Jewish worshipers are able to pray on the Temple Mount with what appears to be the tacit consent of police forces at the site, The Jerusalem Post observed during a visit there on Thursday. Despite the insistence by Israel Police that there has been no change in the decades-old policy, Jews now pray – in full view of the police – in an unobtrusive and inconspicuous manner. A senior Wakf Department official said the final goal is to rebuild the Temple.
by Geoffrey Grider December 12, 2019
Senior Wakf official: Any change would spark strong response from Arabs and Muslims. Jewish activists: Final goal is to rebuild the Temple.
In a stunning exclusive today, the Jerusalem Post is reporting that Jewish prayer has returned to the Temple Mount, something that has been banned by the Supreme Court of Israel since 1970. The New York Times back in 1976 said “Government regulations permit Jews to enter the Temple Mount but not to hold, prayer services, owing to the sensitivity of the area and the strong feeling it might arouse among Moslems.” Today that appears to have changed, and with that change comes talk of a Third Temple.
“And it shall come to pass, when thy days be expired that thou must go to be with thy fathers, that I will raise up thy seed after thee, which shall be of thy sons; and I will establish his kingdom. He shall build me an house, and I will stablish his throne for ever.” 1 Chronicles 17:11,12 (KJV)
When I survey the end times prophetic landscape in the Middle East in general and Israel in particular, it appears to me that all the necessary elements are there for everything foretold in the scriptures of truth to take place. The Temple Mount in Jerusalem is the absolute true north epicenter of Bible prophecy. It’s like kernels of corn sitting in an oiled pan, just waiting for the heat to start popping. Today things just got a little hotter, and it almost sounds like things are starting to sizzle just a little. And hopefully more than a little.
“And it shall come to pass in the last days, that the mountain of the LORD’S house shall be established in the top of the mountains, and shall be exalted above the hills; and all nations shall flow unto it.” Isaiah 2:2 (KJV)
As Bible believers we don’t get excited because of the coming Third Jewish Temple, for it will be the temple of Antichrist as the scriptures tell us. No, we get excited about talk of a Third Jewish Temple because the sooner that comes, the sooner that we get on Flight #777 on Titus213 Airlines in the Pretribulation Rapture of the Church. Let’s go!

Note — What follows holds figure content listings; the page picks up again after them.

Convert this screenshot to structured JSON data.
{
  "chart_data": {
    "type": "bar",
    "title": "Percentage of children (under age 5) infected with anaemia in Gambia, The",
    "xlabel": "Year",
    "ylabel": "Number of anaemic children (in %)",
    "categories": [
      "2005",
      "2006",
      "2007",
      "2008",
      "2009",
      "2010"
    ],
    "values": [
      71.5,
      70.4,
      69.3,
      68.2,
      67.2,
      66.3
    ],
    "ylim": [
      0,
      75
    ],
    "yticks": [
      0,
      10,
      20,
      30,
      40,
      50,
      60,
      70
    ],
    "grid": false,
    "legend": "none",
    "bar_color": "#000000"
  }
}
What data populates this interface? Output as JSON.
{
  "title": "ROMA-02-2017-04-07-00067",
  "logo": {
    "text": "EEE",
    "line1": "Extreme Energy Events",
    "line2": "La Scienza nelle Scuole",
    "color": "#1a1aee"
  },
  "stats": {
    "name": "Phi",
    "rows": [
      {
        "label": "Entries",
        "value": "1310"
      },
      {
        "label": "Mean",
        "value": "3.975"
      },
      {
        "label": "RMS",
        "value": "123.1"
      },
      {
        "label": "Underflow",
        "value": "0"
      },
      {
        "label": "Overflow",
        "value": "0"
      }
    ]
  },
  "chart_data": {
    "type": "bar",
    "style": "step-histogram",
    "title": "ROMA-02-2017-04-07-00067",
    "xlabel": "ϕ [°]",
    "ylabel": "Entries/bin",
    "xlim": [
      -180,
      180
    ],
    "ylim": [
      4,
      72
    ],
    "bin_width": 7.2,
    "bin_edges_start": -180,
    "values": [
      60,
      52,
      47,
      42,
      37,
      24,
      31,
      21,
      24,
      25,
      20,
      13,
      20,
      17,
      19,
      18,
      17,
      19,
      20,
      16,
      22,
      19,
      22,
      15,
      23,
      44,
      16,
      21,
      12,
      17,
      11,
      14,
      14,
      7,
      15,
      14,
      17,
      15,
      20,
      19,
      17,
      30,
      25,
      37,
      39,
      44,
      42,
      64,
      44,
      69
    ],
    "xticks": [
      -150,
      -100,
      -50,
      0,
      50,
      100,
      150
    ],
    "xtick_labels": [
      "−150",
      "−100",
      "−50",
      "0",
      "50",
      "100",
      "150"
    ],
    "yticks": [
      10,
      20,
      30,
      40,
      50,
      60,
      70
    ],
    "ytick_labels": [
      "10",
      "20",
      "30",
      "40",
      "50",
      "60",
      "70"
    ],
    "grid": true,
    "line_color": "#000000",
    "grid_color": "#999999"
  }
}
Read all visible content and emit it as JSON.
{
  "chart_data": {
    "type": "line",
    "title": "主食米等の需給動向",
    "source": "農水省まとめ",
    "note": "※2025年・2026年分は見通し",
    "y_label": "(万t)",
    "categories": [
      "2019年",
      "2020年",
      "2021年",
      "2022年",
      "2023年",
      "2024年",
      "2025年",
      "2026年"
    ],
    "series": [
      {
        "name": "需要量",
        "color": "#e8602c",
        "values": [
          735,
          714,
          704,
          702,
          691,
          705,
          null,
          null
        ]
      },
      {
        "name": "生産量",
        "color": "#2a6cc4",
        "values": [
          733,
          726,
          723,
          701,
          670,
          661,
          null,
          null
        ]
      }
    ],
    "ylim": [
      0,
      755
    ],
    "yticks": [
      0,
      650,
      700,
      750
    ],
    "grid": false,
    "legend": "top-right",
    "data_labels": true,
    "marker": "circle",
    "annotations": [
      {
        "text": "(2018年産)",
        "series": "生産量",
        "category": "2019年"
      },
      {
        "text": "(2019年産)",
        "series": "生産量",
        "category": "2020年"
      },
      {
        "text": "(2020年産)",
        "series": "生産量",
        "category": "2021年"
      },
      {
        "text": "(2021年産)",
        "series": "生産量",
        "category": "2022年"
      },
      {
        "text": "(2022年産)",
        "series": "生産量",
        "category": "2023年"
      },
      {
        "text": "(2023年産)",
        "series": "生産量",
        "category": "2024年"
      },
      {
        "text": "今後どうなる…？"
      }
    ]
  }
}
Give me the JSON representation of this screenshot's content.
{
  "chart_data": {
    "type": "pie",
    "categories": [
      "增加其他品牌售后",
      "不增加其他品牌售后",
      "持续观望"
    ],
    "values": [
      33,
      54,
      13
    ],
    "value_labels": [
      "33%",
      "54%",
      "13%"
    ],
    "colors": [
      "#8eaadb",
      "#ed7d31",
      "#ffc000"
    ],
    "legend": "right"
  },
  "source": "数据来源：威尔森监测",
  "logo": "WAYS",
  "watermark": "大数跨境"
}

Jewish prayer has returned to the Temple Mount
FROM THE JERUSALEM POST: Jewish worshipers are able to pray on the Temple Mount with what appears to be the tacit consent of police forces at the site, The Jerusalem Post observed during a visit there on Thursday. Despite the insistence by Israel Police that there has been no change in the decades-old policy, Jews now pray – in full view of the police – in an unobtrusive and inconspicuous manner.
A senior Wakf Department official said he was unaware of any change in the status quo on the Temple Mount, but warned that any change would lead to renewed protests and spark a strong response from Arabs and Muslims.
Led by Rabbi Eliyahu Weber and joyfully singing “Let us go up to the Temple,” a quorum of 10 Jewish men ascended the Temple Mount on Thursday morning at the beginning of non-Muslim visiting hours at 7:00 a.m. This reporter joined the group as it toured the compound.
The group began the typical counter-clockwise tour of the site accompanied as usual by several police officers. It began at the Mughrabi Gate and worked its way around the eastern side of the esplanade, stopping at various points and eventually leaving out of the Chain Gate on its western side into the Muslim Quarter of Jerusalem’s Old City.
Upon reaching the eastern gate of the Dome of the Rock shrine, Weber and the group of Jewish men, and two women, stopped for between five and 10 minutes to recite the cantor’s repetition of the central Amidah prayer, including the components for congregational participation.
A kohen, a member of the priestly line, gave the blessing to the worshipers that is part of the daily morning service. The prayers were recited in full view and the immediate proximity of the police officers escorting the group around the Temple Mount, and they afforded the worshipers the time they needed to complete their prayers.
The prayers were said in a deliberately unobtrusive manner without the genuflection that is usually performed in the Amidah prayer, and with Weber leaning against a stone step to avoid drawing attention. Weber said that he and his fellow worshipers deliberately conduct their prayers in a manner that is “not extroverted” or to “antagonize people,” and the police do not intervene when they do it in this way. If we would do this in the face of the Wakf officials, it would not be accepted, but that is not our goal.”
The service – a truncated version of the full morning prayer service – was conducted in a very discreet manner, but the worshipers were nevertheless clearly participating in a discernible Jewish prayer service.